If you’re nervous about carrying large amounts of currency around with you while you’re away, it may seem logical to leave a proportion of it in your hotel room while you’re out and about. But think carefully about where you leave this cash – would you leave large wads of money lying on your dressing table or bedside table at home, for example?
Not only could cash lying around your hotel room leave you vulnerable to thieves, but you are very unlikely to be covered by your travel insurance policy for the loss, as many policies stipulate that cash must be kept on your person or in a safety deposit box.
Similarly, don’t let your guard down on holiday by leaving your purse on the beach while you go for a swim or leaving your wallet with all of your currency in it sticking out of your back pocket while you wander around the shops – it’s all too easy to let the holiday mood take over and act out of character.
So, if you don’t want to carry all of your holiday cash around with you at one time and your accommodation has a safety deposit box, use it. Not only will this make it much harder for your cash to be stolen in the first place but, should the worst happen, you’re far more likely to be covered for any losses (just check how much your policy’s personal money loss limit is).
Or, if you’d feel happier knowing all of your cash was with you, invest in a money belt or a handbag that securely fastens and goes over your body so you would be aware should anyone try to steal your wallet. And don’t pull all of your cash out in one chunk when you pay for items in shops or restaurants – you don’t want the world to know how much money you have on you.
Whether you’re spending a currency you’ve used before such as the euro or a new one such as Turkish lira, don’t go away without some basic knowledge about it. If you arrive in a new country clueless with a large amount of notes, you’re far more likely to be short-changed, charged over the odds or find yourself struggling to set yourself a realistic daily budget.
Knowing nothing about the currency will also make you more vulnerable to holiday cash scams while you’re away – such as a local asking you if you have change for a larger note, then giving you much less in return.

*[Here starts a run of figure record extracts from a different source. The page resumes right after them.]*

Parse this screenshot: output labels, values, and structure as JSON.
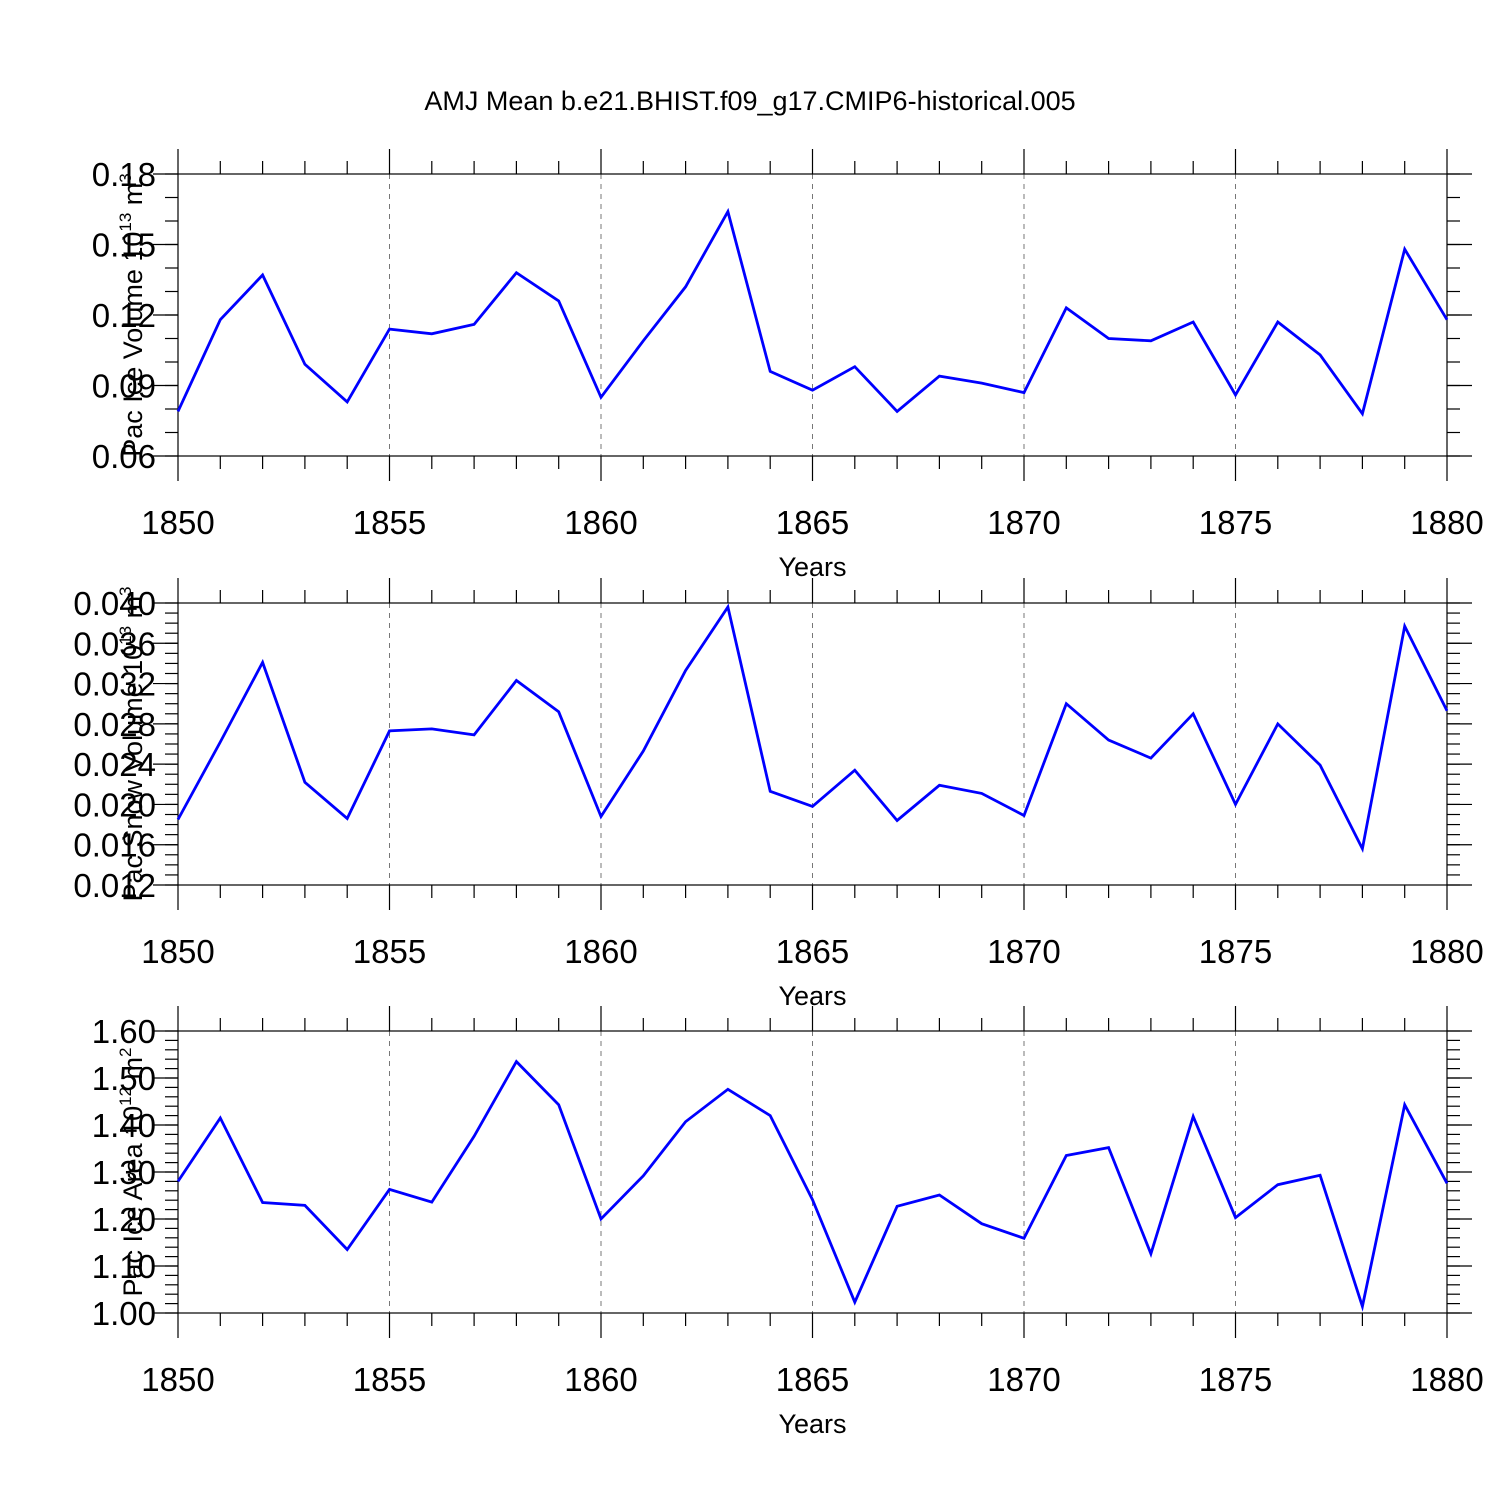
{
  "title": "AMJ Mean b.e21.BHIST.f09_g17.CMIP6-historical.005",
  "chart_data": [
    {
      "type": "line",
      "xlabel": "Years",
      "ylabel": {
        "text": "Pac Ice Volume 10",
        "exp": "13",
        "unit": " m",
        "unit_exp": "3"
      },
      "xlim": [
        1850,
        1880
      ],
      "ylim": [
        0.06,
        0.18
      ],
      "xticks": [
        1850,
        1855,
        1860,
        1865,
        1870,
        1875,
        1880
      ],
      "xtick_labels": [
        "1850",
        "1855",
        "1860",
        "1865",
        "1870",
        "1875",
        "1880"
      ],
      "yticks": [
        0.06,
        0.09,
        0.12,
        0.15,
        0.18
      ],
      "ytick_labels": [
        "0.06",
        "0.09",
        "0.12",
        "0.15",
        "0.18"
      ],
      "y_minor_step": 0.01,
      "grid": "vertical dashed at major x ticks",
      "color": "#0000ff",
      "x": [
        1850,
        1851,
        1852,
        1853,
        1854,
        1855,
        1856,
        1857,
        1858,
        1859,
        1860,
        1861,
        1862,
        1863,
        1864,
        1865,
        1866,
        1867,
        1868,
        1869,
        1870,
        1871,
        1872,
        1873,
        1874,
        1875,
        1876,
        1877,
        1878,
        1879,
        1880
      ],
      "values": [
        0.079,
        0.118,
        0.137,
        0.099,
        0.083,
        0.114,
        0.112,
        0.116,
        0.138,
        0.126,
        0.085,
        0.109,
        0.132,
        0.164,
        0.096,
        0.088,
        0.098,
        0.079,
        0.094,
        0.091,
        0.087,
        0.123,
        0.11,
        0.109,
        0.117,
        0.086,
        0.117,
        0.103,
        0.078,
        0.148,
        0.118
      ]
    },
    {
      "type": "line",
      "xlabel": "Years",
      "ylabel": {
        "text": "Pac Snow Volume 10",
        "exp": "13",
        "unit": " m",
        "unit_exp": "3"
      },
      "xlim": [
        1850,
        1880
      ],
      "ylim": [
        0.012,
        0.04
      ],
      "xticks": [
        1850,
        1855,
        1860,
        1865,
        1870,
        1875,
        1880
      ],
      "xtick_labels": [
        "1850",
        "1855",
        "1860",
        "1865",
        "1870",
        "1875",
        "1880"
      ],
      "yticks": [
        0.012,
        0.016,
        0.02,
        0.024,
        0.028,
        0.032,
        0.036,
        0.04
      ],
      "ytick_labels": [
        "0.012",
        "0.016",
        "0.020",
        "0.024",
        "0.028",
        "0.032",
        "0.036",
        "0.040"
      ],
      "y_minor_step": 0.001,
      "grid": "vertical dashed at major x ticks",
      "color": "#0000ff",
      "x": [
        1850,
        1851,
        1852,
        1853,
        1854,
        1855,
        1856,
        1857,
        1858,
        1859,
        1860,
        1861,
        1862,
        1863,
        1864,
        1865,
        1866,
        1867,
        1868,
        1869,
        1870,
        1871,
        1872,
        1873,
        1874,
        1875,
        1876,
        1877,
        1878,
        1879,
        1880
      ],
      "values": [
        0.0185,
        0.0262,
        0.0341,
        0.0222,
        0.0186,
        0.0273,
        0.0275,
        0.0269,
        0.0323,
        0.0292,
        0.0188,
        0.0253,
        0.0333,
        0.0396,
        0.0213,
        0.0198,
        0.0234,
        0.0184,
        0.0219,
        0.0211,
        0.0189,
        0.03,
        0.0264,
        0.0246,
        0.029,
        0.02,
        0.028,
        0.0239,
        0.0156,
        0.0377,
        0.0293
      ]
    },
    {
      "type": "line",
      "xlabel": "Years",
      "ylabel": {
        "text": "Pac Ice Area 10",
        "exp": "12",
        "unit": " m",
        "unit_exp": "2"
      },
      "xlim": [
        1850,
        1880
      ],
      "ylim": [
        1.0,
        1.6
      ],
      "xticks": [
        1850,
        1855,
        1860,
        1865,
        1870,
        1875,
        1880
      ],
      "xtick_labels": [
        "1850",
        "1855",
        "1860",
        "1865",
        "1870",
        "1875",
        "1880"
      ],
      "yticks": [
        1.0,
        1.1,
        1.2,
        1.3,
        1.4,
        1.5,
        1.6
      ],
      "ytick_labels": [
        "1.00",
        "1.10",
        "1.20",
        "1.30",
        "1.40",
        "1.50",
        "1.60"
      ],
      "y_minor_step": 0.02,
      "grid": "vertical dashed at major x ticks",
      "color": "#0000ff",
      "x": [
        1850,
        1851,
        1852,
        1853,
        1854,
        1855,
        1856,
        1857,
        1858,
        1859,
        1860,
        1861,
        1862,
        1863,
        1864,
        1865,
        1866,
        1867,
        1868,
        1869,
        1870,
        1871,
        1872,
        1873,
        1874,
        1875,
        1876,
        1877,
        1878,
        1879,
        1880
      ],
      "values": [
        1.28,
        1.415,
        1.235,
        1.229,
        1.135,
        1.263,
        1.236,
        1.376,
        1.535,
        1.443,
        1.2,
        1.292,
        1.407,
        1.476,
        1.42,
        1.241,
        1.023,
        1.227,
        1.251,
        1.19,
        1.159,
        1.335,
        1.352,
        1.126,
        1.418,
        1.203,
        1.273,
        1.293,
        1.014,
        1.443,
        1.276
      ]
    }
  ]
}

If you can’t quickly identify what you are looking at, you could happily hand over genuine currency to be short changed or, even worse, be handed false money in return for your cash.
Before you set off on your holiday, do some quick research on the money you are going to be spending while you’re away. Find out basics such as the current exchange rate so you can work out how much things are costing you, look online or in guidebooks at how the currency breaks down, paying attention to what the notes and coins are called and look like, and set a budget on how much currency you can afford to spend each day.
And, to really help with this budget, do your homework on the cost of living in the country you are visiting, looking up prices you can expect to pay for common items such as meals out, taxis and drinks. It will also stand you in good stead to find out what the local etiquette is on tipping.
If you’ve managed to stick to your budget while you’ve been on holiday – or even better ended up with cash left over – it can be tempting to spend everything you have left in your wallet at the airport. But think carefully before you do this – do you really need yet another bottle of spirits to add to your drinks cabinet, and will you ever wear the designer sunglasses you can just afford in duty free?
If the answer is no, hold on to your leftover cash and change it back when you get home. Or, if you have spare euros and you’ve got another trip planned later in the year or even next, hold on to them – then you’ll already have started saving for your next holiday!
If you need to change any currency back into sterling when you get home, it’s just as important as when you went away to shop around for the best exchange rates – so make sure you’re getting a good deal before you hand your money over.
Please note: All rates were correct at the time of writing (July 9, 2013).